Spatial Organization and External Referencing
The original focus of the real-time model was on the Temple Mount platform and the areas to the south and west recently excavated by the Israel Antiquities Authority (IAA). It quickly became apparent, however, that reference to the small-scale urban fabric of the City of David was needed to provide context for the monumental Temple Mount. With little excavation data from this area available, the reconstruction team made the decision to create generic building forms based on the scale of the two Herodian houses excavated in the Jewish Quarter. These 'context blocks' were then placed in the model along either side of Tyropoeon Valley, the site of the major north-south street during the Herodian period. This approach provides views with a sense of the scale of the ancient city and can be easily updated with new excavation information.

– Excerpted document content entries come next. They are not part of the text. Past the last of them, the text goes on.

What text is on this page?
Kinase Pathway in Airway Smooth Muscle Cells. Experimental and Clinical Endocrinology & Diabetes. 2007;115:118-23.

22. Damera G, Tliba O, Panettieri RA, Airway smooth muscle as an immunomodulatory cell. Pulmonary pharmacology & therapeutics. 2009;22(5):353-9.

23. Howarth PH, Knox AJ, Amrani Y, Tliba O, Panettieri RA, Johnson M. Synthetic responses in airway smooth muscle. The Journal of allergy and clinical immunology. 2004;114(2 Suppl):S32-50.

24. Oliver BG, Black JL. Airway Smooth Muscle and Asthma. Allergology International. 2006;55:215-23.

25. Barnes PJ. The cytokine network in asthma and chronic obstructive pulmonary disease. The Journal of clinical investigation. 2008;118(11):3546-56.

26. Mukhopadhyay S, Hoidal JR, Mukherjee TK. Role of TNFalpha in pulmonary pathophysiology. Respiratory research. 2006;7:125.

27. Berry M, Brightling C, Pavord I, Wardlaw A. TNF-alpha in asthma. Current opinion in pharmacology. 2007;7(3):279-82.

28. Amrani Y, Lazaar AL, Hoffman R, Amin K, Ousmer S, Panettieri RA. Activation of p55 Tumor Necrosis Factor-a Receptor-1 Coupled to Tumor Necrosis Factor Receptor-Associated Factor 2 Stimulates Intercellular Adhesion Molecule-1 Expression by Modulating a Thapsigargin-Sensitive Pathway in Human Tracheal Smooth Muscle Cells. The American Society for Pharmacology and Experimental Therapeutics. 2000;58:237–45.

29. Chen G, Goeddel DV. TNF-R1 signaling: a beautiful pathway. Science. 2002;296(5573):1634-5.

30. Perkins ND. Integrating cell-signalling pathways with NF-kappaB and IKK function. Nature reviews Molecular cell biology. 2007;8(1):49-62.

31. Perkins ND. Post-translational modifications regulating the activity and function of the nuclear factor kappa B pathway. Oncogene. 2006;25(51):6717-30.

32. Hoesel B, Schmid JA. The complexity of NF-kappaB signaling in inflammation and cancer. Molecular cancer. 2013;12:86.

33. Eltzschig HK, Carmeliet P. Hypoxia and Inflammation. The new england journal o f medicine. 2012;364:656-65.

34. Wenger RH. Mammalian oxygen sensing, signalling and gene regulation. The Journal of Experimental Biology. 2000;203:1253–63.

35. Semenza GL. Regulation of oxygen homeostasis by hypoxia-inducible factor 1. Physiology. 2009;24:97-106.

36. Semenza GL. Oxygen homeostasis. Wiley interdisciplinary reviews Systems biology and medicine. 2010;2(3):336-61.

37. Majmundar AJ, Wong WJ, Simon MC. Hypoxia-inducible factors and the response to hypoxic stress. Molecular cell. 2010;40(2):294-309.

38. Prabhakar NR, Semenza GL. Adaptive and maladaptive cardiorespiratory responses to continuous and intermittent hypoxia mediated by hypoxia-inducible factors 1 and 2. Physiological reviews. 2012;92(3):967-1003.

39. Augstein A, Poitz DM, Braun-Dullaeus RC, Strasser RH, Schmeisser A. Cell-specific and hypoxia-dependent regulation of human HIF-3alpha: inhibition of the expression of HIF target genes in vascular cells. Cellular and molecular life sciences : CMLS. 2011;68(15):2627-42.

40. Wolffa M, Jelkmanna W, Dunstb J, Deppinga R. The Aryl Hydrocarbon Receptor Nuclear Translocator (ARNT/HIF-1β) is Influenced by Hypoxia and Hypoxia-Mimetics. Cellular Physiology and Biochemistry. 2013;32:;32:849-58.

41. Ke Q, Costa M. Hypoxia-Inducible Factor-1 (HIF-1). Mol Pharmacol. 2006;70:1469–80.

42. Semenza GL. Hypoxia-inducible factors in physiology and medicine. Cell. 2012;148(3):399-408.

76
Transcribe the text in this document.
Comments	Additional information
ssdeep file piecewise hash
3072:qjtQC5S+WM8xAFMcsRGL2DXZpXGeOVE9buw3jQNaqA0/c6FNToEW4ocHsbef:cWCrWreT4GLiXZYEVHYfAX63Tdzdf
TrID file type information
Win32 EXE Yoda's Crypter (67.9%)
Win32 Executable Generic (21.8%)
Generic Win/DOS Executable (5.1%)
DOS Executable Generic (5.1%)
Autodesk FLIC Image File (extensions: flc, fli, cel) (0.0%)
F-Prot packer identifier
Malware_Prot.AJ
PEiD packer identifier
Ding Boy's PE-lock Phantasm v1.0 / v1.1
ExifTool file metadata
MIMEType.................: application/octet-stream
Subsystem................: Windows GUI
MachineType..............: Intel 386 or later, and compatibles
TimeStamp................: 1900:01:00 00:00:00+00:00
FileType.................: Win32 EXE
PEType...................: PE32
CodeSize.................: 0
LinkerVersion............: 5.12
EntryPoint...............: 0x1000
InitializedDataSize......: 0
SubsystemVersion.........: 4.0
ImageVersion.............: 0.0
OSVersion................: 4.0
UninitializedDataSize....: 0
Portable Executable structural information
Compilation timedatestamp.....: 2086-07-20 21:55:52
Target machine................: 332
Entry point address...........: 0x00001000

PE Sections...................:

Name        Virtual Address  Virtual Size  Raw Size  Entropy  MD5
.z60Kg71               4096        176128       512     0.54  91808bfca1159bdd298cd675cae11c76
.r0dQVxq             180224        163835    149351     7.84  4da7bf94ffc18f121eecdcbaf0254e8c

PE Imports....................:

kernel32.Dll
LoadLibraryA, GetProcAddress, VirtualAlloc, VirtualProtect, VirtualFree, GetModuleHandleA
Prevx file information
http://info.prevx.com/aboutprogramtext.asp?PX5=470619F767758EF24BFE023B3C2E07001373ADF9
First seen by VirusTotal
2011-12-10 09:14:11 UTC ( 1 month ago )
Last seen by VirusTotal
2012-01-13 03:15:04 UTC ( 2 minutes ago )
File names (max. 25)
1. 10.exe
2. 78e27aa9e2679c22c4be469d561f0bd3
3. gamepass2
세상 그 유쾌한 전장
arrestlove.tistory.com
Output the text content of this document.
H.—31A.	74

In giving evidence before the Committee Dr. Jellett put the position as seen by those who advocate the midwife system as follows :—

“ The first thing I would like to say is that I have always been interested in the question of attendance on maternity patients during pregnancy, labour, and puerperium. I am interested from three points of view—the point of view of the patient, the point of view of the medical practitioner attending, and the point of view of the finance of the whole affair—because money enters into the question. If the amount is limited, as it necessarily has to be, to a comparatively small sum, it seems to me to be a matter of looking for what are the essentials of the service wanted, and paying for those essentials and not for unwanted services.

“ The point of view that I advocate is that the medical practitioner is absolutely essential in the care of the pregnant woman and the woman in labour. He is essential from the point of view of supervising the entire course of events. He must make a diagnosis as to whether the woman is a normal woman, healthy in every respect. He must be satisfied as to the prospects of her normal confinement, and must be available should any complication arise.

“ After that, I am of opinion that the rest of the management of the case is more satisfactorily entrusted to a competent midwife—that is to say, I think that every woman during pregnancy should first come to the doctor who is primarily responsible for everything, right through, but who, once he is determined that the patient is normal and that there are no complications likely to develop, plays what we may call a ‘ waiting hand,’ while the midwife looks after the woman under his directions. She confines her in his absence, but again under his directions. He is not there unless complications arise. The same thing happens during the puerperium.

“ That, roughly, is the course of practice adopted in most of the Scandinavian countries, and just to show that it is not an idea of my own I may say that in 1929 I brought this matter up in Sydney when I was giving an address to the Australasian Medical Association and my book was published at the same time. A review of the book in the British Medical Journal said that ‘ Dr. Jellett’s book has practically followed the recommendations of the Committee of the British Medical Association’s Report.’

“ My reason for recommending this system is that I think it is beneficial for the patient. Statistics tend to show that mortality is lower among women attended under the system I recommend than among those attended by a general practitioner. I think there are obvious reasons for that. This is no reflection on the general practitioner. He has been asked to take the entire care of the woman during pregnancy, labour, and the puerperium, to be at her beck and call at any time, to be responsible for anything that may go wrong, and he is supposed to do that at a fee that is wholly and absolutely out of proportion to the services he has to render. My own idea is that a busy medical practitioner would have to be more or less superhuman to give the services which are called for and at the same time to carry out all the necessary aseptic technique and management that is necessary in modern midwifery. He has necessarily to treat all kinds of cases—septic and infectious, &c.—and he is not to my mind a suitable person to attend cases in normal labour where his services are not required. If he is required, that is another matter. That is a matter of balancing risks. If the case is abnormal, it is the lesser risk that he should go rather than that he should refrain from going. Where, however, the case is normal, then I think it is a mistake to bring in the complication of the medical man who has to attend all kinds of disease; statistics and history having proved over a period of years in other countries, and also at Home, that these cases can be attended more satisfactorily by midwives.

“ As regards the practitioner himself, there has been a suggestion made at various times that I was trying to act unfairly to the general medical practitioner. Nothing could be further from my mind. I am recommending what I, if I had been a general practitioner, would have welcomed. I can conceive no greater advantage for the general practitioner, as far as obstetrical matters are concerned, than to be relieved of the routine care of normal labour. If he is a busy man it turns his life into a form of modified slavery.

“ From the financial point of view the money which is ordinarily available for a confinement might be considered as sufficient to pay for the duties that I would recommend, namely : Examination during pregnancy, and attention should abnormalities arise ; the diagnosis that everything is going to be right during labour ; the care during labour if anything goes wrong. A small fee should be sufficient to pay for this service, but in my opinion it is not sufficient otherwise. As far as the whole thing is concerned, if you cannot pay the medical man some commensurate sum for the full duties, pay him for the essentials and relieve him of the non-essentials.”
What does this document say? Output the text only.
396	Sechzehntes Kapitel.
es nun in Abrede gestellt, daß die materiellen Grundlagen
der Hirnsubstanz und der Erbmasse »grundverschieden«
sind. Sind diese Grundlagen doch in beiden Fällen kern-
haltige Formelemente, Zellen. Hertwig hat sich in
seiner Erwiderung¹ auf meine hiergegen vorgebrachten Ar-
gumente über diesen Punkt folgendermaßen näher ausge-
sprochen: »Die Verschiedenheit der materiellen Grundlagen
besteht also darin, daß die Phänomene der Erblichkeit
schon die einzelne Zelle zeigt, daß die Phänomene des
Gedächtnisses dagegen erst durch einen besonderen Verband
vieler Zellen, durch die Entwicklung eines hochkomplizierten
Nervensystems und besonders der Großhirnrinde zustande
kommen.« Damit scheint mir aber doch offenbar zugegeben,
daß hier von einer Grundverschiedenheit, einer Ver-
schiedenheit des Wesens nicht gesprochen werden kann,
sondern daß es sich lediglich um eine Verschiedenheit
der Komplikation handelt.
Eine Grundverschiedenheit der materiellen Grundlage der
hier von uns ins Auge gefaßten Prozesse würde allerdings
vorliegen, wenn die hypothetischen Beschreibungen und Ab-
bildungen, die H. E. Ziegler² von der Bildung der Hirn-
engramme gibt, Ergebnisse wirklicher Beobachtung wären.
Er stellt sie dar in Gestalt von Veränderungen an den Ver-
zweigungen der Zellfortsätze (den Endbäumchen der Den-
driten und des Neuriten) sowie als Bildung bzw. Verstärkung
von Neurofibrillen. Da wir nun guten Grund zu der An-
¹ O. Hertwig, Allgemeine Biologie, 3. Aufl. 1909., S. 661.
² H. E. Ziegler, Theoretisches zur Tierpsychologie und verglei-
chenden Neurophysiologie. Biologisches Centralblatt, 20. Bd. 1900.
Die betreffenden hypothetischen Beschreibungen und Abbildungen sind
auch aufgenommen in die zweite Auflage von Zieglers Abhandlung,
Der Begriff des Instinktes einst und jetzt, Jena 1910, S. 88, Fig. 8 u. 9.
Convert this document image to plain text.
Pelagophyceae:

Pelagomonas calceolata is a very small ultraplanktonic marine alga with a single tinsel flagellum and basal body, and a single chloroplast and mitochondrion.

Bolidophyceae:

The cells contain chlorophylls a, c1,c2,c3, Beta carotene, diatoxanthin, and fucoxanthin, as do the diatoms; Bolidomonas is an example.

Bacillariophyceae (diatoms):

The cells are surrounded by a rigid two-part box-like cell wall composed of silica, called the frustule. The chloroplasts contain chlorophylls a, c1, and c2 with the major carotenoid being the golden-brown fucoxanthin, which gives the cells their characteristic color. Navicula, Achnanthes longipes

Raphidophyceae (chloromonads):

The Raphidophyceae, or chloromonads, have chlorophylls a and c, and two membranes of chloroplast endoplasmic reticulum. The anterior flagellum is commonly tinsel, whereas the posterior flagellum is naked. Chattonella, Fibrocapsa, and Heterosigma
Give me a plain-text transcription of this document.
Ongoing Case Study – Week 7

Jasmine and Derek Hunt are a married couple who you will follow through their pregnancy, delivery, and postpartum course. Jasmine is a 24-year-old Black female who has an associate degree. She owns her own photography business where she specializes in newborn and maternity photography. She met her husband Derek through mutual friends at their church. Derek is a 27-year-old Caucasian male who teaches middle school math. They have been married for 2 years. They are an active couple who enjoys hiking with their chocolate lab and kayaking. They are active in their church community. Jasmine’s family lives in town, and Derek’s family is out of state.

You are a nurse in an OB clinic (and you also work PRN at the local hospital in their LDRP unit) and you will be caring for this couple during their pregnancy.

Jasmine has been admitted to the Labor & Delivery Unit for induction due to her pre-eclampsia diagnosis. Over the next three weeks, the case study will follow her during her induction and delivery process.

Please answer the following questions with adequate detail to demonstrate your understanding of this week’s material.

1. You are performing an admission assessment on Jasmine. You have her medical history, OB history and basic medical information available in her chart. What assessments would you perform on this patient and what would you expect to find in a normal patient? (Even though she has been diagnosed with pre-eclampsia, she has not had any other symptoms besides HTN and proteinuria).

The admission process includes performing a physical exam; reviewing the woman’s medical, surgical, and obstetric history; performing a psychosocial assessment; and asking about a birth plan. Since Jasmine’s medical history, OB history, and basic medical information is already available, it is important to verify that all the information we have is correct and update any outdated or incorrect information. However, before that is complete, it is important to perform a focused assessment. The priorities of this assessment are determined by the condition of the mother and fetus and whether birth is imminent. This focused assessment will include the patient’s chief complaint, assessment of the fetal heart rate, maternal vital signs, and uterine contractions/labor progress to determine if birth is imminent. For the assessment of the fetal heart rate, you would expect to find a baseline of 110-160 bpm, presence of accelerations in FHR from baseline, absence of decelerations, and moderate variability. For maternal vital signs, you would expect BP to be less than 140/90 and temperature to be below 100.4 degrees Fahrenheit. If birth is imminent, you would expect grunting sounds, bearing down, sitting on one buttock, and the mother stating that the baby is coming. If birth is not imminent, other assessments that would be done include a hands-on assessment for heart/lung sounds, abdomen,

Three context blocks were built for the east side of the valley, then copied and rotated 180 degrees to create the context blocks for the west side of the valley. The shading for the six blocks (and the entire model) was calculated based on a morning sun shining from the southeast. Multiple copies of the six context blocks were placed in the digital terrain model (DTM) and positioned in spatially compact clusters along Tyropoeon Valley. From within the DTM, these multiple links to the six context block files are known as external references. For a real-time model, external references are a very powerful tool. For the entire City of David area that is seen in the Herodian Temple Mount model, the simulation software needs only load the six different context blocks.